Does it mean the individual pieces can be forced into a curved surface? Or that the individual pieces will remain flat but can be joined with others in an angle to produce the curve?
In other words I guess my question is can the material itself be non-bendable, as long as its cuttable?
There are many more and interesting examples in the paper [1], which is open access.
[1] https://dl.acm.org/doi/10.1145/3730933
the paper also has a website with a longer supplemental video than the one linked to above, includes most of the examples from the paper but animated
https://www.epfl.ch/labs/gcm/research-projects/c-tubes/
My only critique is that I expect there is a lot of "cut off" when they fabricate these flat pieces from rectangular stock. (I assume the shape of the pieces are not optimized for nesting within one another when laid out on the original flat stock — picturing all kinds of odd, curved scraps.) Presumably the cutoff material is recyclable though.
EDIT: many of the examples look "sectional" where, I suppose, if you reduce the shapes down to enough sections you can make better use of sheet stock — the tradeoff of course being you need to add more joints requiring fastening and perhaps loss of strength.
>"In the end, we intend to relieve designers from worrying about fabrication so that they can focus on aesthetics and function"
I will argue that the foremost problem in the discipline of design is that many don't 'worry about fabrication' enough.
I think they agree with you, and that's why they're doing what they're doing:
> This is an important development because one of the biggest challenges in design is making sure that a shape is actually buildable.
The article is saying "we propose a solution to this problem".
Air ducts (mostly hidden in cavities or attics) could get some disruption from c-tubes.
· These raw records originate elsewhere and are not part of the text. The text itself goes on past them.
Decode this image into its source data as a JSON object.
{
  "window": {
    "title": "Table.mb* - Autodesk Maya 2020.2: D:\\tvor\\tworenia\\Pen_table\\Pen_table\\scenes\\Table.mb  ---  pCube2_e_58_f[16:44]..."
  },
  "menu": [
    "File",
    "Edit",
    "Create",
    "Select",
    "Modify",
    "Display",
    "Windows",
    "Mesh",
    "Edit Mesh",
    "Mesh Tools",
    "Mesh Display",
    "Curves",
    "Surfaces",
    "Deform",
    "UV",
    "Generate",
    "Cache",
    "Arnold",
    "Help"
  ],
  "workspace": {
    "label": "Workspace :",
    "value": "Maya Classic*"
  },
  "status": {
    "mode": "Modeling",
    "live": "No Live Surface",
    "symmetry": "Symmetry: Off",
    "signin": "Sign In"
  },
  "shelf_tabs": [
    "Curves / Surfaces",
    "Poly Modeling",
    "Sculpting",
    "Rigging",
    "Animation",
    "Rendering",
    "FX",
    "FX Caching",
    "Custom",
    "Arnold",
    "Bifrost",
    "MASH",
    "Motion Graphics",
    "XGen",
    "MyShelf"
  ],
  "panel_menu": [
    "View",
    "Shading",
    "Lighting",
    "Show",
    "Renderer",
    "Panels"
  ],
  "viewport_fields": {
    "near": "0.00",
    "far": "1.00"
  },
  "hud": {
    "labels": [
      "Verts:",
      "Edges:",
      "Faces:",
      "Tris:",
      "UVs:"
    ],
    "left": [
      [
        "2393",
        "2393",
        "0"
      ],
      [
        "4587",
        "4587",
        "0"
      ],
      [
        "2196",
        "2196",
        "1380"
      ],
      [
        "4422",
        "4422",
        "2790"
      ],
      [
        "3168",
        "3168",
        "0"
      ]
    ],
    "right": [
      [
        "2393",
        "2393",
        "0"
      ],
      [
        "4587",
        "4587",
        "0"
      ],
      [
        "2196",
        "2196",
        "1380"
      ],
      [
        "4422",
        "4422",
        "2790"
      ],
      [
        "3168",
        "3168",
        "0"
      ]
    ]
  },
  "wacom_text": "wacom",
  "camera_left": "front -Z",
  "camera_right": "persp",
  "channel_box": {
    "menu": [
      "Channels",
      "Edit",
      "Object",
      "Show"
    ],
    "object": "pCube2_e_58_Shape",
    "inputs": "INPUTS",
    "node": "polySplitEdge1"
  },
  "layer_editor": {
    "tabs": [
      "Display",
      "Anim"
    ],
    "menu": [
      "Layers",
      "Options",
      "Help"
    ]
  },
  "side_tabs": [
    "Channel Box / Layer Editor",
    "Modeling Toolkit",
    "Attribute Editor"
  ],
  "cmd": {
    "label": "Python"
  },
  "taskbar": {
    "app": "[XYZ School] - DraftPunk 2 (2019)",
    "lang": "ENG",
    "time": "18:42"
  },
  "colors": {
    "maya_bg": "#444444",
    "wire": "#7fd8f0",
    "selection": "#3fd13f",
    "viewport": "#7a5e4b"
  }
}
You'd glue the cut sections of flat polyprepylene into c-tubes. Not quite sure what the angle joiners would look like. They can't assume 90 degrees .. or can they for a subset of uses?
A general solution to fitting flat material to 3d surfaces is available here:
https://laminadesign.com/
This software uses dynamic programing to minimize the bending energy needed to fit a ring of 3d points.
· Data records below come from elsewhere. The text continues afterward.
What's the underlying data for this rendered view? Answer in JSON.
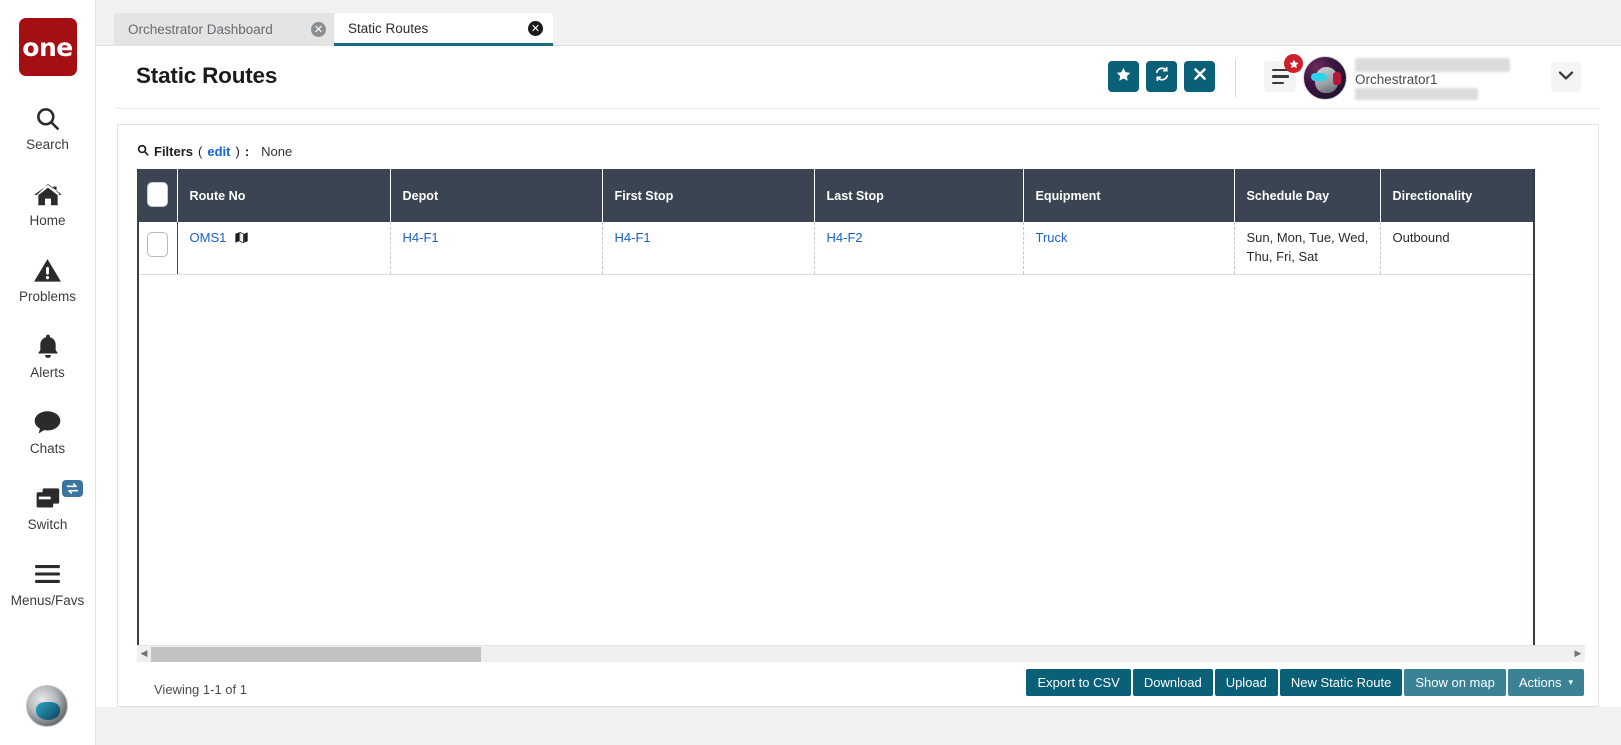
{
  "brand": {
    "logo_text": "one",
    "logo_color": "#a50f14"
  },
  "sidebar": {
    "items": [
      {
        "label": "Search",
        "icon": "search-icon"
      },
      {
        "label": "Home",
        "icon": "home-icon"
      },
      {
        "label": "Problems",
        "icon": "warning-triangle-icon"
      },
      {
        "label": "Alerts",
        "icon": "bell-icon"
      },
      {
        "label": "Chats",
        "icon": "chat-bubble-icon"
      },
      {
        "label": "Switch",
        "icon": "windows-stack-icon",
        "badge_icon": "swap-arrows-icon"
      },
      {
        "label": "Menus/Favs",
        "icon": "hamburger-icon"
      }
    ],
    "avatar_icon": "user-avatar-icon"
  },
  "tabs": [
    {
      "label": "Orchestrator Dashboard",
      "active": false,
      "close_icon": "close-circle-icon"
    },
    {
      "label": "Static Routes",
      "active": true,
      "close_icon": "close-circle-icon"
    }
  ],
  "header": {
    "title": "Static Routes",
    "buttons": [
      {
        "name": "favorite",
        "icon": "star-icon"
      },
      {
        "name": "refresh",
        "icon": "refresh-icon"
      },
      {
        "name": "close",
        "icon": "x-icon"
      }
    ],
    "menu_icon": "menu-lines-icon",
    "menu_badge_icon": "star-badge-icon",
    "user_name": "Orchestrator1",
    "caret_icon": "chevron-down-icon",
    "accent_color": "#0a6077"
  },
  "filters": {
    "icon": "search-icon",
    "label": "Filters",
    "edit_label": "edit",
    "colon": ":",
    "value": "None",
    "link_color": "#1565d8"
  },
  "table": {
    "columns": [
      "Route No",
      "Depot",
      "First Stop",
      "Last Stop",
      "Equipment",
      "Schedule Day",
      "Directionality"
    ],
    "header_bg": "#3a4453",
    "rows": [
      {
        "route_no": "OMS1",
        "route_no_icon": "map-icon",
        "depot": "H4-F1",
        "first_stop": "H4-F1",
        "last_stop": "H4-F2",
        "equipment": "Truck",
        "schedule_day": "Sun, Mon, Tue, Wed, Thu, Fri, Sat",
        "directionality": "Outbound"
      }
    ]
  },
  "scrollbar": {
    "left_arrow": "◀",
    "right_arrow": "▶"
  },
  "footer": {
    "viewing_text": "Viewing 1-1 of 1",
    "buttons": [
      {
        "label": "Export to CSV",
        "style": "dark"
      },
      {
        "label": "Download",
        "style": "dark"
      },
      {
        "label": "Upload",
        "style": "dark"
      },
      {
        "label": "New Static Route",
        "style": "dark"
      },
      {
        "label": "Show on map",
        "style": "light"
      },
      {
        "label": "Actions",
        "style": "light",
        "caret": "▾"
      }
    ]
  }
}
These are even more beautiful in real life. I don't know why they didn't show it, but the same lab has also built a structure of tubes made of bamboo strips that arch up and over a seating area into a dome. The tubes start at planters and there are vines growing up onto the structure. It's my new favorite thing in my neighborhood. Thanks EPFL!
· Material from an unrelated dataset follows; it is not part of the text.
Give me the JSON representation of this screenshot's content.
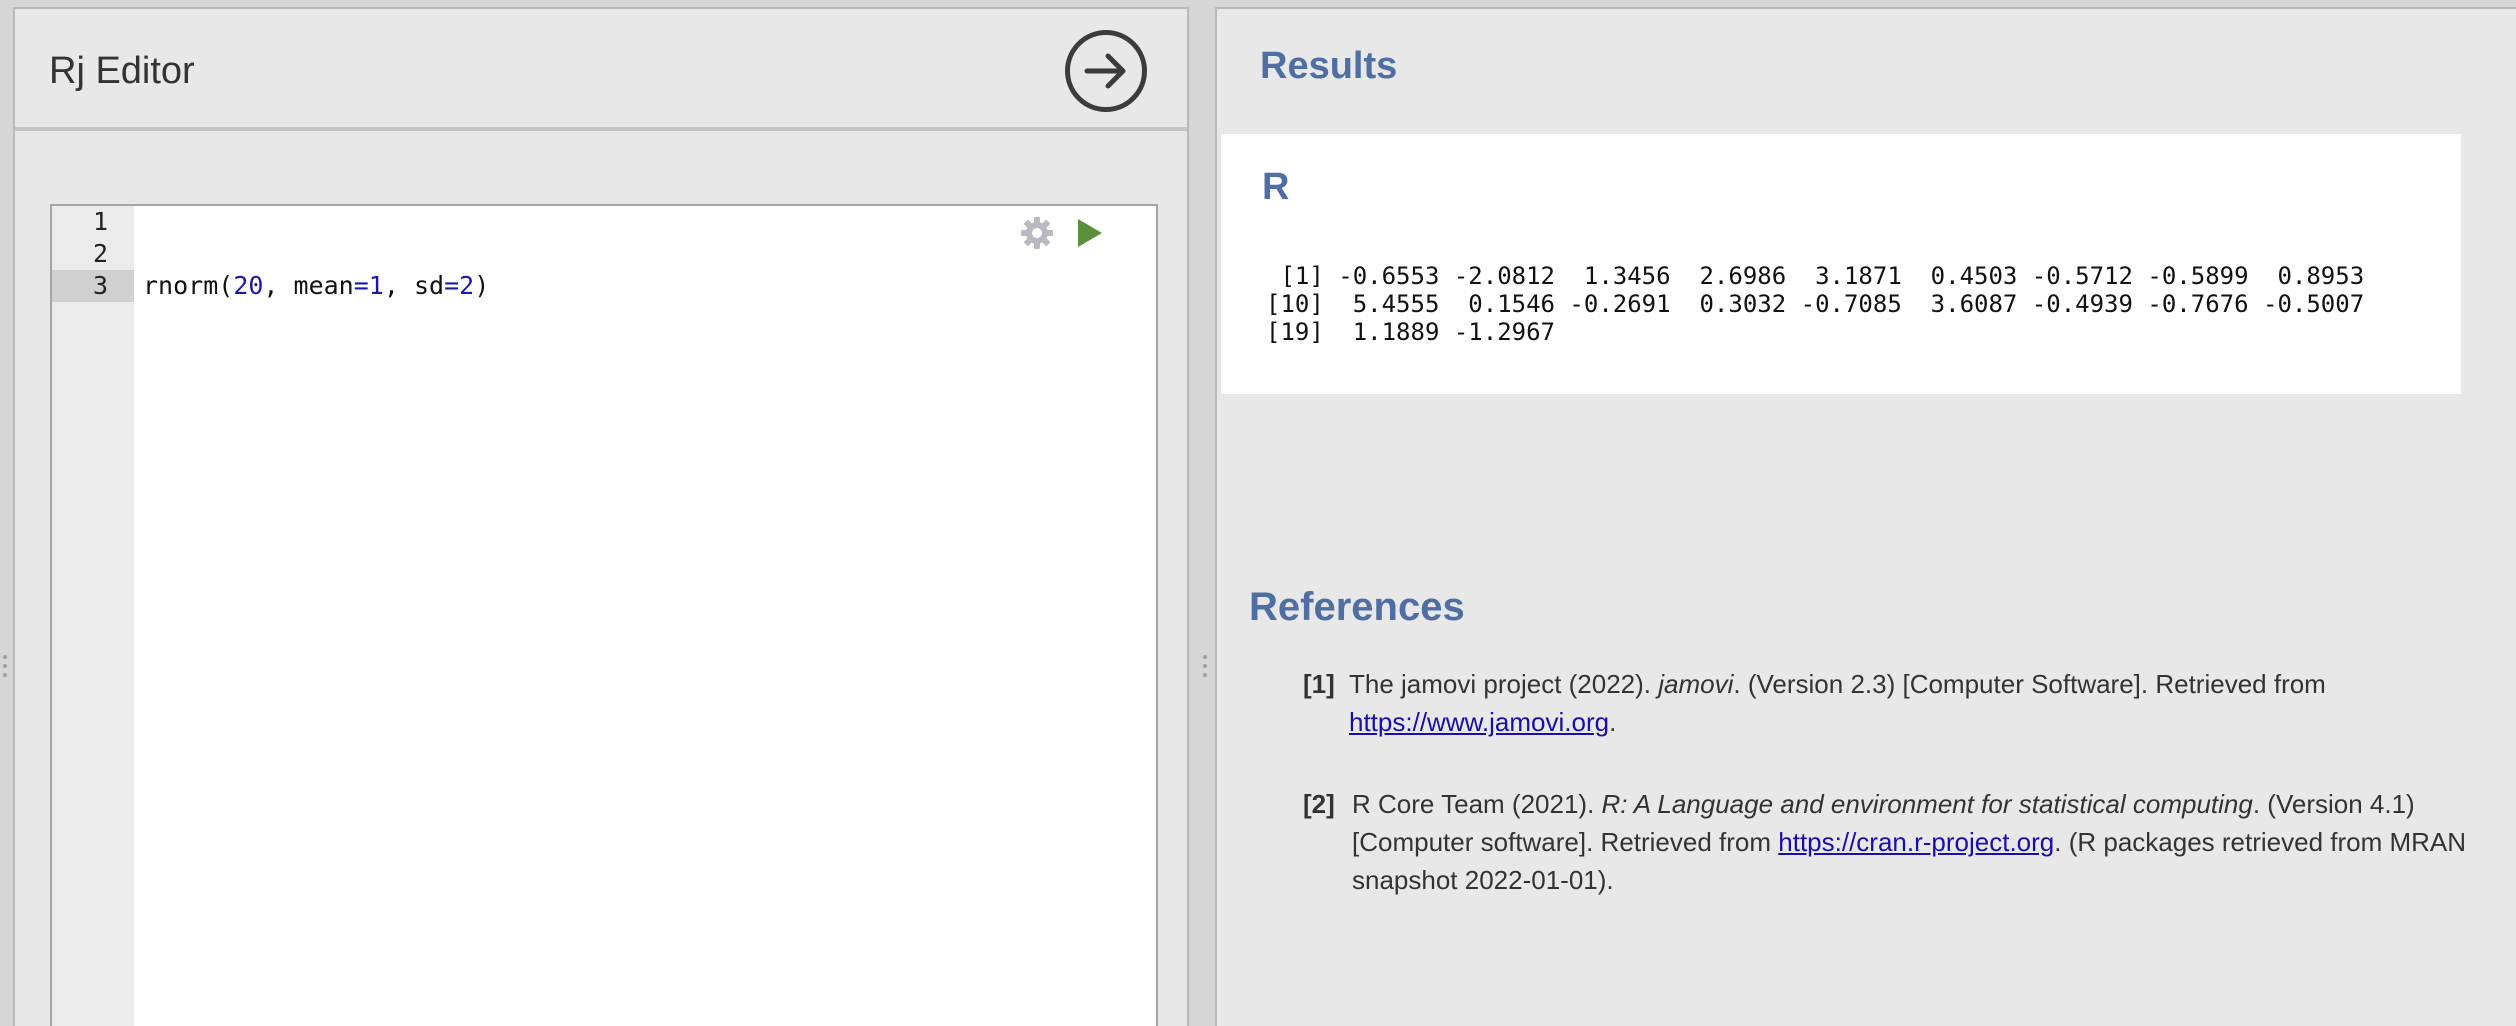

They didn't show it because it doesn't use this C-Tube technique.
It looks like the dome could be related to the example they show of "optimized network" organization of C-tubes — if, that is, the structure that comprises the dome webbing is comprised of C-tubes.
The dome webbing is made of strips of bamboo, not any kind of tube.
Can you share a picture of that arch?
I think it's this: https://bamx.epfl.ch/
Looks very cool indeed
Specifically this one:
https://bamx.epfl.ch/bamx-green-elysee/
...which is the most photogenic of them all.
This is not special or impressive. The video shows a triangle sketch following a closed curve, makes matching tangency seem like something special, then fast forwards to flattening the three faces of the resultant shape. It's like...uh... Yeah, so, possible forever, used regularly, what's the biggie?
You missed the whole point. The surfaces are developable, which means they can be cut from a flat sheet and curved into the shape, with no stretching or folding. It is special and impressive.
Does it mean the individual pieces can be forced into a curved surface? Or that the individual pieces will remain flat but can be joined with others in an angle to produce the curve?
In other words I guess my question is can the material itself be non-bendable, as long as its cuttable?
They show comparisons of the best current algorithms to their results, and theirs are better. Science moves forward incrementally.
Also, this algorithm makes a real physical difference in the world. Cool!